J. Accessing Case Law

30. The digests as indexes

The biggest problem with chronological case publication is that there is no easy way of finding cases in the same subject area. The main tools for doing this are the "Digests". Digests are very nearly literally named, as the editors devour whole cases and provide the reader with compact summaries of points of law within those cases. Digests may be seen as annotated subject indexes to case law.

Digests first divide the whole of legal knowledge into a subject classification system. Within each subject division, there are subdivisions, which modern editors have attempted to keep parallel, but different areas of the law are not so easily meshed. But overall, since the initial subject is relatively small, the subdivisions are usually acceptable.

32. The case summaries

Under each subdivision the summaries of points of law in that area will be listed, arranged with the highest courts first, and in reverse chronological order. This means that the most recent and most important cases are the first a reader encounters. Traditionally the summaries have been the whole relevant case compressed as tightly as possible. As cases tended to broaden in content and have a number of issues within, the digest editors attempted to extract a key point and summarize it, and place the different point at the appropriate places within the digest. For the digests published by West the summaries have come to duplicate the headnotes of cases as found in the West published case reporters.

33. The Decennial Digest

The national Digest is the Decennial Digest, published by West. It too is a product of the late 1880's, with the first permanent part covering from the earliest colonial cases (1658) through 1896. A supplemental digest cumulatively covering the previous 10 years appeared in 1906, and the decennial structure was born.

34. Keeping up-to-date

The material received before the ten year cumulations is known as the General Digest. The general digest is non-cumulative, and covers all subject entries in each volume, with a table at the end to tell you which entries are to be found in which volumes. In a sense it acts as an "advance sheet" to the main digest set. The same publisher's computer system, Westlaw, can also be used as an electronic digest.

35. State digests

The national digest is very awkward and inconvenient. The problem is avoided in most jurisdictions by the publication of regional and state digests. Since questions are usually posited in reference to a particular jurisdiction, it is much more efficient to use the digest which best covers that jurisdiction and as little else as possible. For example, New York State has its own digest, West's New York Digest Third (meaning third edition). As a general rule, the more populous a state, and the more important a state is as an economic center, the more likely it is to have its own digest.

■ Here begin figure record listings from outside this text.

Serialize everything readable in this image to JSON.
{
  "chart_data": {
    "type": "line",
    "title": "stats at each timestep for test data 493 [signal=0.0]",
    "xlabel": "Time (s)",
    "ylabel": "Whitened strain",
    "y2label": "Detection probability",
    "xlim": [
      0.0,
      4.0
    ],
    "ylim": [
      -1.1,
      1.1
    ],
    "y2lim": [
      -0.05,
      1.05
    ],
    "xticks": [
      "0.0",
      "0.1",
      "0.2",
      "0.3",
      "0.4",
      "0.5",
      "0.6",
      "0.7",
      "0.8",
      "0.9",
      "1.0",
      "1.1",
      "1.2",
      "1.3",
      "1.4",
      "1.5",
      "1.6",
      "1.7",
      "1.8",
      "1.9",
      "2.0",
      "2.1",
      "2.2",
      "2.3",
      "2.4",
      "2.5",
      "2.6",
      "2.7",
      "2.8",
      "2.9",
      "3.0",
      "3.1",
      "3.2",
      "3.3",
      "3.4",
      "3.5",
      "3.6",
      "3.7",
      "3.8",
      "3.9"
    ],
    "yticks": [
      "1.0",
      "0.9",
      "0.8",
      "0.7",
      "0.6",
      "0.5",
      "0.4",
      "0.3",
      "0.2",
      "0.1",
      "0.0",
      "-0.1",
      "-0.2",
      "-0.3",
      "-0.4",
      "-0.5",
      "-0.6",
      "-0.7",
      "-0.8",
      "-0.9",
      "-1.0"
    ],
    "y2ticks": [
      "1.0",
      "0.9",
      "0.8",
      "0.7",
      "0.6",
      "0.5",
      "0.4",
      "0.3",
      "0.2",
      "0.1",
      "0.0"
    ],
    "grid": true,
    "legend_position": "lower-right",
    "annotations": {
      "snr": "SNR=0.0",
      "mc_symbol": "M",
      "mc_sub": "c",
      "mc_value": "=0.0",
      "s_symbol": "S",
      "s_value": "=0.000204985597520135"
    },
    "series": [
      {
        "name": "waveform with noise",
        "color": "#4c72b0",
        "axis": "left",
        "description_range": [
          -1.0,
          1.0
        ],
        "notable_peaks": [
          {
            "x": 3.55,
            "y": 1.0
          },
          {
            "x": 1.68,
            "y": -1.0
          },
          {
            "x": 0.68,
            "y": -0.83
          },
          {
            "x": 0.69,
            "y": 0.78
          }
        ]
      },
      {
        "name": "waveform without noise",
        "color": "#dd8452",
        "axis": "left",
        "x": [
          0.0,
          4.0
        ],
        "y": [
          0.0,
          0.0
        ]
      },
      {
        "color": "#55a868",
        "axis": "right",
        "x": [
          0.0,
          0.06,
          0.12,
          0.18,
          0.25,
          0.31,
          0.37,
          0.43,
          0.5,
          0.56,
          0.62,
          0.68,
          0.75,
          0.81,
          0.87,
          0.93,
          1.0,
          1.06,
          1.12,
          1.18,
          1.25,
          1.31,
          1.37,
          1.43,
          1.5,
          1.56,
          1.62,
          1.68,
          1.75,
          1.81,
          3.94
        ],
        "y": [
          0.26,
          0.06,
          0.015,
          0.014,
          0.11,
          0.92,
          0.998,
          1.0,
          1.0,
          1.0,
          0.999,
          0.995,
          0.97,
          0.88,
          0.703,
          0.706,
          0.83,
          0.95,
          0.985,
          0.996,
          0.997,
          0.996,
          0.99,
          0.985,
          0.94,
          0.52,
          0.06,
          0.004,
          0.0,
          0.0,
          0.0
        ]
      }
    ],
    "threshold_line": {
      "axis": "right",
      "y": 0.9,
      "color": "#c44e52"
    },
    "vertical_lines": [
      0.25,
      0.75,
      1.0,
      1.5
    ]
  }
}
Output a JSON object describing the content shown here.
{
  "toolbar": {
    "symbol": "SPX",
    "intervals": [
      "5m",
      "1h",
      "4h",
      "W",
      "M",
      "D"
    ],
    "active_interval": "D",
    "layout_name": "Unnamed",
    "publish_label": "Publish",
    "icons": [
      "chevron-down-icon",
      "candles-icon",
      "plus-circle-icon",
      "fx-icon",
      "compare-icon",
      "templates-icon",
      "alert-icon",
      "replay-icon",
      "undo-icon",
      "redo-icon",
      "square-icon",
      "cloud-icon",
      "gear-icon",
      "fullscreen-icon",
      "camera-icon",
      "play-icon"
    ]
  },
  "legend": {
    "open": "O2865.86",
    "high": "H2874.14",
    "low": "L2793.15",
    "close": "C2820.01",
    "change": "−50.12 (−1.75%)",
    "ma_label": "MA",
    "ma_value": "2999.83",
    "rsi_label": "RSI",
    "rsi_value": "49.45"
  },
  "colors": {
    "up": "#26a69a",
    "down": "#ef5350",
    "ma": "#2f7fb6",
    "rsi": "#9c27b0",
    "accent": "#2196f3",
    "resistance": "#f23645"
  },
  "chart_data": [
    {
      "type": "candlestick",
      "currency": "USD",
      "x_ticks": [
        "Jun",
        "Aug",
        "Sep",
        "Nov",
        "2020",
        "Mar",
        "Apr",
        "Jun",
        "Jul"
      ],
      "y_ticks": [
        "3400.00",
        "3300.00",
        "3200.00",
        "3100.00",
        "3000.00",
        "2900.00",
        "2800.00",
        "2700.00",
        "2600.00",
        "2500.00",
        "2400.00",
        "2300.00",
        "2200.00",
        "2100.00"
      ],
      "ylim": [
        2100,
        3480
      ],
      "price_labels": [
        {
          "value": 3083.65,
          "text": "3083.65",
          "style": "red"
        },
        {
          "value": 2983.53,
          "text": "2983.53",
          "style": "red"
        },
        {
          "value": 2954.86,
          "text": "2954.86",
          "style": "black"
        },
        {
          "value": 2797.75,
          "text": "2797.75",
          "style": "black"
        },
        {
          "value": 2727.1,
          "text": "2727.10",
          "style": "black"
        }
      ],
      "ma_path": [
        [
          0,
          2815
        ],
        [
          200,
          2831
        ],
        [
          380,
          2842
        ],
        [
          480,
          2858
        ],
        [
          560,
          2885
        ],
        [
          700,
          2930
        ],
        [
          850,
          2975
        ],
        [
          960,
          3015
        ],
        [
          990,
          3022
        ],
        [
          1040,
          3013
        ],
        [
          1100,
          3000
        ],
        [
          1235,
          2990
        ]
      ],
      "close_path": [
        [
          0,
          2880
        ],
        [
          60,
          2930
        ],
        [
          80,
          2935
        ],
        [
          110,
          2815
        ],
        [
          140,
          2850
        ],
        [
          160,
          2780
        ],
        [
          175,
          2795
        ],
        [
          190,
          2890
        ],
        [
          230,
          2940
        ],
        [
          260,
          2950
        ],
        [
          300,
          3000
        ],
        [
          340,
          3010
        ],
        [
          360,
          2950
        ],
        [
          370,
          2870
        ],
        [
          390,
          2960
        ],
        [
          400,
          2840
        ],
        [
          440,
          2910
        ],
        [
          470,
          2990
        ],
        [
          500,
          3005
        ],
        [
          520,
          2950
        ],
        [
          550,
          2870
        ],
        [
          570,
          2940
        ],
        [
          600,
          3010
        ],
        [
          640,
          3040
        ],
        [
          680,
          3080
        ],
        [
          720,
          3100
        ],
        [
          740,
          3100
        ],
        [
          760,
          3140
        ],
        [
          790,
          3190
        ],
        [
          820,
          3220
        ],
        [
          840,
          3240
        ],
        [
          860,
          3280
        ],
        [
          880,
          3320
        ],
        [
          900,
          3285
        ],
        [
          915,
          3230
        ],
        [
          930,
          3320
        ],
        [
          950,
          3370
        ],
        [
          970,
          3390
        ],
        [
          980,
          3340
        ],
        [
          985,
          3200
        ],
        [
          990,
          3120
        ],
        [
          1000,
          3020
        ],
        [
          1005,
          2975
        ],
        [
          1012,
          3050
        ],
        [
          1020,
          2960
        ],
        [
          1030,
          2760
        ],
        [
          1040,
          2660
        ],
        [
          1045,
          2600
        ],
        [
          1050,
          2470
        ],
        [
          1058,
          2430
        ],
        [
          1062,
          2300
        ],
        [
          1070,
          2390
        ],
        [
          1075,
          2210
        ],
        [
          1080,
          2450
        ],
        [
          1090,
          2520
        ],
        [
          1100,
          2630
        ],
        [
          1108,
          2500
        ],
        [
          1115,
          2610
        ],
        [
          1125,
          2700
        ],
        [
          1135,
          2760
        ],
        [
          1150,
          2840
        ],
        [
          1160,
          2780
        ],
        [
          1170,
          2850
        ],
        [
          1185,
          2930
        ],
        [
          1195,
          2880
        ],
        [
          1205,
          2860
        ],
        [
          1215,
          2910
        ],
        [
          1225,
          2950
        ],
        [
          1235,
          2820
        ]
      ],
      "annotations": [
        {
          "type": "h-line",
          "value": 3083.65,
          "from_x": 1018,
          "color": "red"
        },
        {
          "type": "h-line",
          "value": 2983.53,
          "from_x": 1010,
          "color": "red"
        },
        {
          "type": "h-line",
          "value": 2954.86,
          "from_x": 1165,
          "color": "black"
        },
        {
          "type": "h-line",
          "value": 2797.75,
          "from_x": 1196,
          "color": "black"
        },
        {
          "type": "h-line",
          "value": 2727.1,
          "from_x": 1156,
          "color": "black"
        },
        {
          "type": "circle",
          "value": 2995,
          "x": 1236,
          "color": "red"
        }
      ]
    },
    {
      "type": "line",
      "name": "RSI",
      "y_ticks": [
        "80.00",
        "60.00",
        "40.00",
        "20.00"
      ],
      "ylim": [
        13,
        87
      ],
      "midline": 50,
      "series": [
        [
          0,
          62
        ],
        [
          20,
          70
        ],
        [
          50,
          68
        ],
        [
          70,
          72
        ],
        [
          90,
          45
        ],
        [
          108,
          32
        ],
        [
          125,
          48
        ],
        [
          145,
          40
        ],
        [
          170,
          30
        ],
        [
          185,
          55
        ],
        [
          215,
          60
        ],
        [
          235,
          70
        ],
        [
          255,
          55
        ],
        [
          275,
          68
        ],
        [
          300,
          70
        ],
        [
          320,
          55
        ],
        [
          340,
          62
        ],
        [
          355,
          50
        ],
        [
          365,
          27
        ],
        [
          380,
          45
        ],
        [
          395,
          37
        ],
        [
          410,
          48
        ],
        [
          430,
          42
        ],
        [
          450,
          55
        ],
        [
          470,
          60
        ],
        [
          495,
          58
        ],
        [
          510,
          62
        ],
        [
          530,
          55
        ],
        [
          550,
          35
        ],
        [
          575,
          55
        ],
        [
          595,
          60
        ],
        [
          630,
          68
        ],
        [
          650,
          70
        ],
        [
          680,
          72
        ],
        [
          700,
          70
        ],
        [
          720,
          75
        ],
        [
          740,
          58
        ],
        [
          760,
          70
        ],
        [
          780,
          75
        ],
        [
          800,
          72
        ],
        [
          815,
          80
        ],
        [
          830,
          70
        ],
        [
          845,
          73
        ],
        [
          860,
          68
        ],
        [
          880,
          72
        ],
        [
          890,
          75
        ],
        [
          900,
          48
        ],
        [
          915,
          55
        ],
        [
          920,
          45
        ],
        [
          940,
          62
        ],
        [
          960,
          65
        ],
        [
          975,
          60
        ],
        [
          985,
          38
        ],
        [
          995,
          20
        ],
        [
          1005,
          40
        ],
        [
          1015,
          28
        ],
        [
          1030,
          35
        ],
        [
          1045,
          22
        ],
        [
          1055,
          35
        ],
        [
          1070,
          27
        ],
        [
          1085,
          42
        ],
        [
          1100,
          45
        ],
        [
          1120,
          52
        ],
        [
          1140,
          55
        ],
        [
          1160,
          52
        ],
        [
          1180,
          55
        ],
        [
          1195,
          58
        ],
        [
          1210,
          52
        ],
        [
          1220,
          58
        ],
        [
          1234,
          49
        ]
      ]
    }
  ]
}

36. West's "Key Number" system

West is extraordinarily proud of its "Key Number" system, which is a way to tie together its various products. Within each subject division of the West digests, the subdivisions are assigned numbers, each with a little key insignia in front of it. Each of these is said to represent a narrow legal concept. The headnotes in the case reporters, the annotations in the annotated statutes, and the digest entries all share this scheme, making work among them a little bit easier.

37. Other access methods

Other tools can be used to access case law as well. If you are looking for cases which interpret a particular statute, the ANNOTATED STATUTES provide the most convenient access. If you want to find the key cases in a general subject area, you might look at the footnotes in the relevant "hornbook" or treatise. If you need to find a particular case, one would look in the TABLE OF CASES of the appropriate digest. The major caselaw computer systems, such as Lexis, Lois, and Westlaw, encourage full-text word searching using either boolean logic or natural language searching algorithms. There is no free website with the breadth and depth of the commercial systems yet.